Ни слова за все эти дни сказано не было о Куракиных – но, однажды утром выглянув в окно спальни, генерал-прокурор увидел стоящую перед дверями его дома обшитую кожей кибитку. Охраны вокруг не было, в дверь не стучал никто, безмятежно дремал на козлах кучер, и Алексей Борисович, лениво потянувшись, стал думать, кого же ему привезли на допрос, почему не в карете, а в предназначенной для известного дела кибитке – не ровен час, из Сибири вернули какого сосланного? Усмехнувшись, прошелся по спальне, подтянул халат, хотел было звонить – и покрылся холодным потом, поняв вдруг, что кибитка – для него. Судорожно ухватив шпагу, распахнул дверь, сбежал по лестнице – и увидел в прихожей троих опершихся о ружья преображенцев. Остановился, не говоря ни слова, повернулся и пошел медленно наверх. Солдаты, как истуканы, не шелохнувшись, смотрели ему вслед.

День Алексей Борисович провел как в беспамятстве. Пробовал читать, разбирать бумаги, но непреодолимой силой тянуло к окну, под которым все стояла кибитка. Через каждые два часа' меняли лошадей, сел на козлы свежий кучер. Смеркалось. Пошатываясь, генерал-прокурор, не задумываясь, почему одним мгновением пролетел день, встряхнул сам одеяло на кровати, так и оставшейся не застеленной, и, уже надев ночной колпак, выглянул вновь на улицу. В темноте ему показалось сначала, что мостовая пуста, подпрыгнуло радостно сердце – но тут же привыкли глаза, и отчетливо встал перед взором мрачный, глухой силуэт.

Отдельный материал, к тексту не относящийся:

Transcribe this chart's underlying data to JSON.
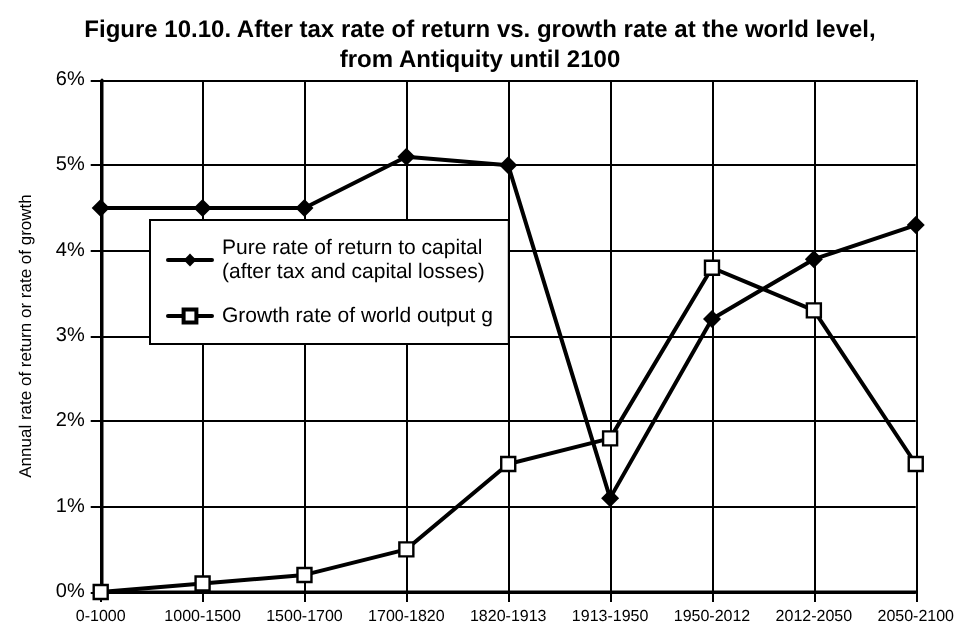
{
  "chart_data": {
    "type": "line",
    "title": "Figure 10.10. After tax rate of return vs. growth rate at the world level,\nfrom Antiquity until 2100",
    "ylabel": "Annual rate of return or rate of growth",
    "categories": [
      "0-1000",
      "1000-1500",
      "1500-1700",
      "1700-1820",
      "1820-1913",
      "1913-1950",
      "1950-2012",
      "2012-2050",
      "2050-2100"
    ],
    "series": [
      {
        "name": "Pure rate of return to capital\n(after tax and capital losses)",
        "color": "#000000",
        "marker": "diamond",
        "values": [
          4.5,
          4.5,
          4.5,
          5.1,
          5.0,
          1.1,
          3.2,
          3.9,
          4.3
        ]
      },
      {
        "name": "Growth rate of world output g",
        "color": "#000000",
        "marker": "square",
        "values": [
          0.0,
          0.1,
          0.2,
          0.5,
          1.5,
          1.8,
          3.8,
          3.3,
          1.5
        ]
      }
    ],
    "ylim": [
      0,
      6
    ],
    "yticks": [
      {
        "value": 0,
        "label": "0%"
      },
      {
        "value": 1,
        "label": "1%"
      },
      {
        "value": 2,
        "label": "2%"
      },
      {
        "value": 3,
        "label": "3%"
      },
      {
        "value": 4,
        "label": "4%"
      },
      {
        "value": 5,
        "label": "5%"
      },
      {
        "value": 6,
        "label": "6%"
      }
    ],
    "grid": true,
    "legend": "left",
    "line_style": "solid"
  }
}
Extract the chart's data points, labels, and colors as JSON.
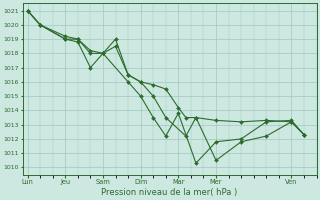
{
  "title": "",
  "xlabel": "Pression niveau de la mer( hPa )",
  "ylabel": "",
  "bg_color": "#cce8e0",
  "line_color": "#2d6b2d",
  "grid_color": "#a0c8be",
  "ylim": [
    1009.5,
    1021.5
  ],
  "yticks": [
    1010,
    1011,
    1012,
    1013,
    1014,
    1015,
    1016,
    1017,
    1018,
    1019,
    1020,
    1021
  ],
  "xtick_labels": [
    "Lun",
    "Jeu",
    "Sam",
    "Dim",
    "Mar",
    "Mer",
    "Ven"
  ],
  "xtick_positions": [
    0,
    1.5,
    3,
    4.5,
    6,
    7.5,
    10.5
  ],
  "xlim": [
    -0.2,
    11.5
  ],
  "series": [
    {
      "x": [
        0,
        0.5,
        1.5,
        2.0,
        2.5,
        3.0,
        3.5,
        4.0,
        4.5,
        5.0,
        5.5,
        6.0,
        6.3,
        6.7,
        7.5,
        8.5,
        9.5,
        10.5,
        11.0
      ],
      "y": [
        1021,
        1020,
        1019,
        1019,
        1018.2,
        1018,
        1018.5,
        1016.5,
        1016.0,
        1015.8,
        1015.5,
        1014.2,
        1013.5,
        1013.5,
        1013.3,
        1013.2,
        1013.3,
        1013.2,
        1012.3
      ]
    },
    {
      "x": [
        0,
        0.5,
        1.5,
        2.0,
        2.5,
        3.0,
        3.5,
        4.0,
        4.5,
        5.0,
        5.5,
        6.3,
        6.7,
        7.5,
        8.5,
        9.5,
        10.5,
        11.0
      ],
      "y": [
        1021,
        1020,
        1019.2,
        1019,
        1018.0,
        1018.0,
        1019.0,
        1016.5,
        1016.0,
        1015.0,
        1013.5,
        1012.2,
        1013.5,
        1010.5,
        1011.8,
        1012.2,
        1013.2,
        1012.3
      ]
    },
    {
      "x": [
        0,
        0.5,
        1.5,
        2.0,
        2.5,
        3.0,
        4.0,
        4.5,
        5.0,
        5.5,
        6.0,
        6.7,
        7.5,
        8.5,
        9.5,
        10.5,
        11.0
      ],
      "y": [
        1021,
        1020,
        1019,
        1018.8,
        1017.0,
        1018,
        1016.0,
        1015.0,
        1013.5,
        1012.2,
        1013.8,
        1010.3,
        1011.8,
        1012.0,
        1013.2,
        1013.3,
        1012.3
      ]
    }
  ]
}
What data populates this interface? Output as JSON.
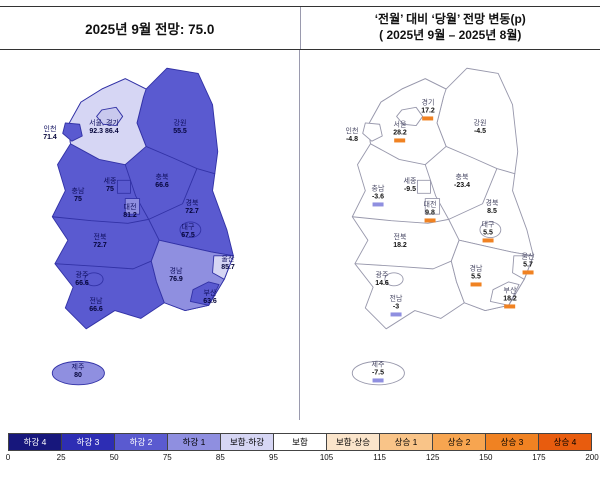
{
  "header": {
    "left_title": "2025년 9월 전망: 75.0",
    "right_title_line1": "‘전월’ 대비 ‘당월’ 전망 변동(p)",
    "right_title_line2": "( 2025년 9월 – 2025년 8월)"
  },
  "left_panel": {
    "fill_colors": {
      "base": "#5a5ad0",
      "gyeonggi": "#d6d6f4",
      "seoul": "#c9c9ee",
      "incheon": "#5a5ad0",
      "sejong": "#5a5ad0",
      "daejeon": "#8f8fe0",
      "daegu": "#5a5ad0",
      "gwangju": "#5a5ad0",
      "gyeongnam": "#8f8fe0",
      "ulsan": "#d6d6f4",
      "busan": "#5a5ad0",
      "jeju": "#8f8fe0"
    },
    "regions": [
      {
        "id": "incheon",
        "name": "인천",
        "value": "71.4"
      },
      {
        "id": "seoul-gyeonggi",
        "name": "서울, 경기",
        "value": "92.3 86.4"
      },
      {
        "id": "gangwon",
        "name": "강원",
        "value": "55.5"
      },
      {
        "id": "sejong",
        "name": "세종",
        "value": "75"
      },
      {
        "id": "chungbuk",
        "name": "충북",
        "value": "66.6"
      },
      {
        "id": "chungnam",
        "name": "충남",
        "value": "75"
      },
      {
        "id": "daejeon",
        "name": "대전",
        "value": "81.2"
      },
      {
        "id": "gyeongbuk",
        "name": "경북",
        "value": "72.7"
      },
      {
        "id": "jeonbuk",
        "name": "전북",
        "value": "72.7"
      },
      {
        "id": "daegu",
        "name": "대구",
        "value": "67.5"
      },
      {
        "id": "ulsan",
        "name": "울산",
        "value": "85.7"
      },
      {
        "id": "gwangju",
        "name": "광주",
        "value": "66.6"
      },
      {
        "id": "jeonnam",
        "name": "전남",
        "value": "66.6"
      },
      {
        "id": "gyeongnam",
        "name": "경남",
        "value": "76.9"
      },
      {
        "id": "busan",
        "name": "부산",
        "value": "63.6"
      },
      {
        "id": "jeju",
        "name": "제주",
        "value": "80"
      }
    ]
  },
  "right_panel": {
    "marker_colors": {
      "up": "#f08222",
      "down": "#8f8fe0"
    },
    "regions": [
      {
        "id": "incheon",
        "name": "인천",
        "value": "-4.8",
        "marker": ""
      },
      {
        "id": "seoul",
        "name": "서울",
        "value": "28.2",
        "marker": "up"
      },
      {
        "id": "gyeonggi",
        "name": "경기",
        "value": "17.2",
        "marker": "up"
      },
      {
        "id": "gangwon",
        "name": "강원",
        "value": "-4.5",
        "marker": ""
      },
      {
        "id": "sejong",
        "name": "세종",
        "value": "-9.5",
        "marker": ""
      },
      {
        "id": "chungbuk",
        "name": "충북",
        "value": "-23.4",
        "marker": ""
      },
      {
        "id": "chungnam",
        "name": "충남",
        "value": "-3.6",
        "marker": "down"
      },
      {
        "id": "daejeon",
        "name": "대전",
        "value": "9.8",
        "marker": "up"
      },
      {
        "id": "gyeongbuk",
        "name": "경북",
        "value": "8.5",
        "marker": ""
      },
      {
        "id": "jeonbuk",
        "name": "전북",
        "value": "18.2",
        "marker": ""
      },
      {
        "id": "daegu",
        "name": "대구",
        "value": "5.5",
        "marker": "up"
      },
      {
        "id": "ulsan",
        "name": "울산",
        "value": "5.7",
        "marker": "up"
      },
      {
        "id": "gwangju",
        "name": "광주",
        "value": "14.6",
        "marker": ""
      },
      {
        "id": "jeonnam",
        "name": "전남",
        "value": "-3",
        "marker": "down"
      },
      {
        "id": "gyeongnam",
        "name": "경남",
        "value": "5.5",
        "marker": "up"
      },
      {
        "id": "busan",
        "name": "부산",
        "value": "18.2",
        "marker": "up"
      },
      {
        "id": "jeju",
        "name": "제주",
        "value": "-7.5",
        "marker": "down"
      }
    ]
  },
  "legend": {
    "segments": [
      {
        "label": "하강 4",
        "color": "#17177c",
        "text": "#ffffff"
      },
      {
        "label": "하강 3",
        "color": "#2d2db4",
        "text": "#ffffff"
      },
      {
        "label": "하강 2",
        "color": "#5a5ad0",
        "text": "#ffffff"
      },
      {
        "label": "하강 1",
        "color": "#8f8fe0",
        "text": "#000000"
      },
      {
        "label": "보합·하강",
        "color": "#d6d6f4",
        "text": "#000000"
      },
      {
        "label": "보합",
        "color": "#ffffff",
        "text": "#000000"
      },
      {
        "label": "보합·상승",
        "color": "#fbe5cb",
        "text": "#000000"
      },
      {
        "label": "상승 1",
        "color": "#f9c488",
        "text": "#000000"
      },
      {
        "label": "상승 2",
        "color": "#f7a550",
        "text": "#000000"
      },
      {
        "label": "상승 3",
        "color": "#f08222",
        "text": "#000000"
      },
      {
        "label": "상승 4",
        "color": "#e85c0e",
        "text": "#000000"
      }
    ],
    "scale": [
      "0",
      "25",
      "50",
      "75",
      "85",
      "95",
      "105",
      "115",
      "125",
      "150",
      "175",
      "200"
    ]
  },
  "chart_data": [
    {
      "type": "heatmap",
      "subtype": "choropleth-korea",
      "title": "2025년 9월 전망: 75.0",
      "categories": [
        "인천",
        "서울",
        "경기",
        "강원",
        "세종",
        "충북",
        "충남",
        "대전",
        "경북",
        "전북",
        "대구",
        "울산",
        "광주",
        "전남",
        "경남",
        "부산",
        "제주"
      ],
      "values": [
        71.4,
        92.3,
        86.4,
        55.5,
        75,
        66.6,
        75,
        81.2,
        72.7,
        72.7,
        67.5,
        85.7,
        66.6,
        66.6,
        76.9,
        63.6,
        80
      ],
      "national_value": 75.0,
      "scale_breaks": [
        0,
        25,
        50,
        75,
        85,
        95,
        105,
        115,
        125,
        150,
        175,
        200
      ],
      "scale_labels": [
        "하강 4",
        "하강 3",
        "하강 2",
        "하강 1",
        "보합·하강",
        "보합",
        "보합·상승",
        "상승 1",
        "상승 2",
        "상승 3",
        "상승 4"
      ],
      "legend_position": "bottom"
    },
    {
      "type": "heatmap",
      "subtype": "choropleth-korea",
      "title": "‘전월’ 대비 ‘당월’ 전망 변동(p) ( 2025년 9월 – 2025년 8월)",
      "categories": [
        "인천",
        "서울",
        "경기",
        "강원",
        "세종",
        "충북",
        "충남",
        "대전",
        "경북",
        "전북",
        "대구",
        "울산",
        "광주",
        "전남",
        "경남",
        "부산",
        "제주"
      ],
      "values": [
        -4.8,
        28.2,
        17.2,
        -4.5,
        -9.5,
        -23.4,
        -3.6,
        9.8,
        8.5,
        18.2,
        5.5,
        5.7,
        14.6,
        -3,
        5.5,
        18.2,
        -7.5
      ]
    }
  ]
}
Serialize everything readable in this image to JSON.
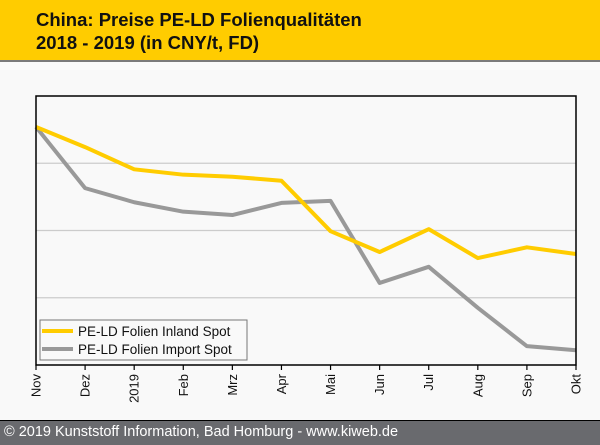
{
  "header": {
    "title_line1": "China: Preise PE-LD Folienqualitäten",
    "title_line2": "2018 - 2019 (in CNY/t, FD)",
    "background": "#ffcc00"
  },
  "footer": {
    "text": "© 2019 Kunststoff Information, Bad Homburg - www.kiweb.de",
    "background": "#696a6e"
  },
  "chart_data": {
    "type": "line",
    "title": "China: Preise PE-LD Folienqualitäten 2018 - 2019 (in CNY/t, FD)",
    "xlabel": "",
    "ylabel": "",
    "y_unit_note": "No y-axis labels shown; values expressed in relative gridline units (0 = bottom axis, 4 = top of plot)",
    "ylim": [
      0,
      4
    ],
    "y_gridlines": [
      1,
      2,
      3
    ],
    "grid": true,
    "legend_position": "bottom-left",
    "categories": [
      "Nov",
      "Dez",
      "2019",
      "Feb",
      "Mrz",
      "Apr",
      "Mai",
      "Jun",
      "Jul",
      "Aug",
      "Sep",
      "Okt"
    ],
    "series": [
      {
        "name": "PE-LD Folien Inland Spot",
        "color": "#ffcc00",
        "values": [
          3.54,
          3.24,
          2.91,
          2.83,
          2.8,
          2.74,
          1.99,
          1.68,
          2.02,
          1.59,
          1.75,
          1.65
        ]
      },
      {
        "name": "PE-LD Folien Import Spot",
        "color": "#999999",
        "values": [
          3.54,
          2.63,
          2.42,
          2.28,
          2.23,
          2.41,
          2.44,
          1.22,
          1.46,
          0.85,
          0.28,
          0.22
        ]
      }
    ]
  }
}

Вечером этим брат его приехал к графу Безбородко и, отстранив замявшегося в прихожей дворецкого, прошел без доклада в кабинет, где, укутавшись в плед, словно не август стоял на дворе, а ноябрь, распластался в кресле канцлер.

– Александр Андреевич, простить прошу покорнейше, что врываюсь, смущая уединение ваше. Но события чрезвычайные тому причиной.

Безбородко приподнял влажные, темные глаза на Куракина, молча пожал плечами.

– Брат мой под домашним арестом, меня государь не принимает. Вины за собой не вижу, иначе как злобным наговором врагов объяснить не могу всего происходящего.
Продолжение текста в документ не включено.